Republicans are using the war between Israel and Palestine as fodder to push for a new wave of deportations at home.

On a campaign stop in Iowa on Monday, Donald Trump announced that if re-elected he would reinstate and expand his “Muslim ban,” a series of executive orders issued in 2017 that prohibited travel from several predominantly Muslim countries, calling for a “strong ideological screening of all immigrants to the United States.”

Trump also criticized pro-Palestine protests on U.S. college campuses, conflating the support for Palestinian freedom from Israeli apartheid with support for Hamas, the militant group behind more than 1,400 Israeli deaths.

The former president said he would also take the opportunity to revoke student visas from “radical anti-American and antisemitic foreigners” at universities and would “proactively” send ICE officers to what he described as “pro-jihadist demonstrations.”

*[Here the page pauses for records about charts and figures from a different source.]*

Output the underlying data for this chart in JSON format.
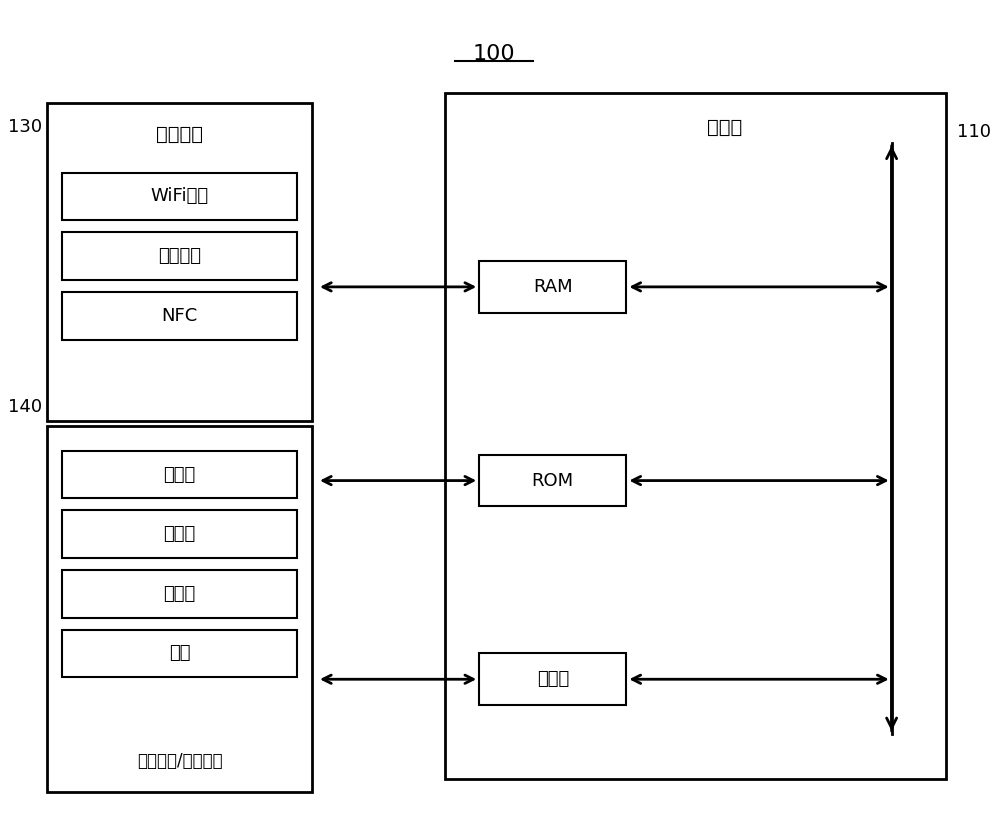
{
  "title": "100",
  "bg_color": "#ffffff",
  "line_color": "#000000",
  "label_130": "130",
  "label_140": "140",
  "label_110": "110",
  "comm_interface_title": "通信接口",
  "comm_items": [
    "WiFi芯片",
    "蓝牙模块",
    "NFC"
  ],
  "user_io_title": "用户输入/输出接口",
  "user_items": [
    "麦克风",
    "触摸板",
    "传感器",
    "按键"
  ],
  "controller_title": "控制器",
  "controller_items": [
    "RAM",
    "ROM",
    "处理器"
  ]
}
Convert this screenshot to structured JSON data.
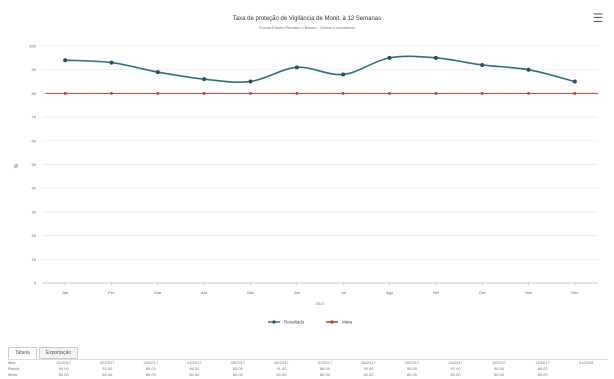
{
  "chart_data": {
    "type": "line",
    "title": "Taxa de proteção de Vigilância de Monit. à 12 Semanas",
    "subtitle": "Escola Ensino Primário e Básico - Dados Cumulativos",
    "xlabel": "2017",
    "ylabel": "%",
    "ylim": [
      0,
      100
    ],
    "yticks": [
      0,
      10,
      20,
      30,
      40,
      50,
      60,
      70,
      80,
      90,
      100
    ],
    "categories": [
      "Jan",
      "Fev",
      "Mar",
      "Abr",
      "Mai",
      "Jun",
      "Jul",
      "Ago",
      "Set",
      "Out",
      "Nov",
      "Dez"
    ],
    "series": [
      {
        "name": "Resultado",
        "color": "#2b6f8a",
        "values": [
          94,
          93,
          89,
          86,
          85,
          91,
          88,
          95,
          95,
          92,
          90,
          85
        ]
      },
      {
        "name": "Meta",
        "color": "#c0392b",
        "values": [
          80,
          80,
          80,
          80,
          80,
          80,
          80,
          80,
          80,
          80,
          80,
          80
        ]
      }
    ],
    "grid": true,
    "legend_position": "bottom"
  },
  "menu_icon": "hamburger-menu-icon",
  "tabs": [
    {
      "label": "Tabela",
      "active": true
    },
    {
      "label": "Exportação",
      "active": false
    }
  ],
  "table": {
    "header": [
      "Mês",
      "01/2017",
      "02/2017",
      "03/2017",
      "04/2017",
      "05/2017",
      "06/2017",
      "07/2017",
      "08/2017",
      "09/2017",
      "10/2017",
      "11/2017",
      "12/2017",
      "01/2018"
    ],
    "rows": [
      [
        "Result.",
        "94.00",
        "93.00",
        "89.00",
        "86.00",
        "85.00",
        "91.00",
        "88.00",
        "95.00",
        "95.00",
        "92.00",
        "90.00",
        "85.00",
        ""
      ],
      [
        "Meta",
        "80.00",
        "80.00",
        "80.00",
        "80.00",
        "80.00",
        "80.00",
        "80.00",
        "80.00",
        "80.00",
        "80.00",
        "80.00",
        "80.00",
        ""
      ]
    ]
  }
}
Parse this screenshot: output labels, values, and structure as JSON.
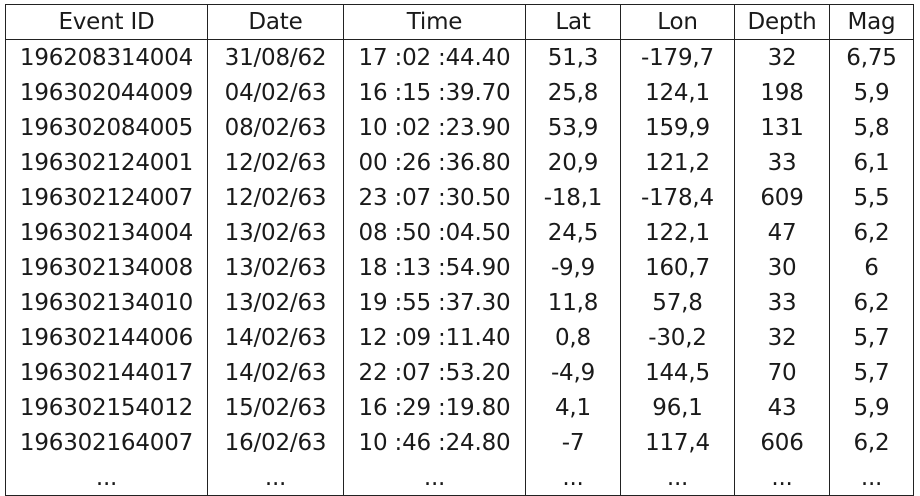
{
  "table": {
    "headers": [
      "Event ID",
      "Date",
      "Time",
      "Lat",
      "Lon",
      "Depth",
      "Mag"
    ],
    "rows": [
      [
        "196208314004",
        "31/08/62",
        "17 :02 :44.40",
        "51,3",
        "-179,7",
        "32",
        "6,75"
      ],
      [
        "196302044009",
        "04/02/63",
        "16 :15 :39.70",
        "25,8",
        "124,1",
        "198",
        "5,9"
      ],
      [
        "196302084005",
        "08/02/63",
        "10 :02 :23.90",
        "53,9",
        "159,9",
        "131",
        "5,8"
      ],
      [
        "196302124001",
        "12/02/63",
        "00 :26 :36.80",
        "20,9",
        "121,2",
        "33",
        "6,1"
      ],
      [
        "196302124007",
        "12/02/63",
        "23 :07 :30.50",
        "-18,1",
        "-178,4",
        "609",
        "5,5"
      ],
      [
        "196302134004",
        "13/02/63",
        "08 :50 :04.50",
        "24,5",
        "122,1",
        "47",
        "6,2"
      ],
      [
        "196302134008",
        "13/02/63",
        "18 :13 :54.90",
        "-9,9",
        "160,7",
        "30",
        "6"
      ],
      [
        "196302134010",
        "13/02/63",
        "19 :55 :37.30",
        "11,8",
        "57,8",
        "33",
        "6,2"
      ],
      [
        "196302144006",
        "14/02/63",
        "12 :09 :11.40",
        "0,8",
        "-30,2",
        "32",
        "5,7"
      ],
      [
        "196302144017",
        "14/02/63",
        "22 :07 :53.20",
        "-4,9",
        "144,5",
        "70",
        "5,7"
      ],
      [
        "196302154012",
        "15/02/63",
        "16 :29 :19.80",
        "4,1",
        "96,1",
        "43",
        "5,9"
      ],
      [
        "196302164007",
        "16/02/63",
        "10 :46 :24.80",
        "-7",
        "117,4",
        "606",
        "6,2"
      ],
      [
        "...",
        "...",
        "...",
        "...",
        "...",
        "...",
        "..."
      ]
    ]
  }
}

“If you want to abolish the state of Israel, you’re disqualified; if you support Hamas or the ideology behind Hamas, you’re disqualified; and if you’re a communist, Marxist, or fascist, you are disqualified,” he said.

Senator Marsha Blackburn joined the deportation chorus on Tuesday, announcing her co-sponsorship of a bill by Senator Marco Rubio that calls for a vote over the expulsion of “individuals who stand with and back Hamas.”

Over the weekend, Rubio called on the Biden administration to cancel the visas of foreign nationals supporting Hamas, and announced that he would pursue legislation to restrict federal funding to college campuses that host protests supporting Palestinian liberation.

Senator Tim Scott and Florida Governor Ron DeSantis also took to the airwaves to vocalize their support for the growing GOP initiative.

“Anyone who stands up and says they want to kill Jews, they support terrorism, they should have that visa revoked,” Scott said on a podcast episode of The Sean Hannity Show.

DeSantis backed the Rubio proposal, noting on an airing of The Guy Benson Show that if someone supports Hamas they “don’t have a right to be studying in the United States.”

On its face, proposing to deport or limit Hamas supporters’ entry into the country is not outrageous. After all, the State Department deemed Hamas a terrorist organization in 1997. But support for foreign terrorist organizations is already screened for people seeking entrance into the United States, so the new language utilized by Rubio and his compatriots achieves no policy gains but instead provokes fear and whips people into a frenzy at a time of historic tension and divisions. And at a time when lawmakers and the media alike keep confusing being pro-Palestinian with being pro-Hamas, it’s all but guaranteed such a proposal would be used in a very dangerous way.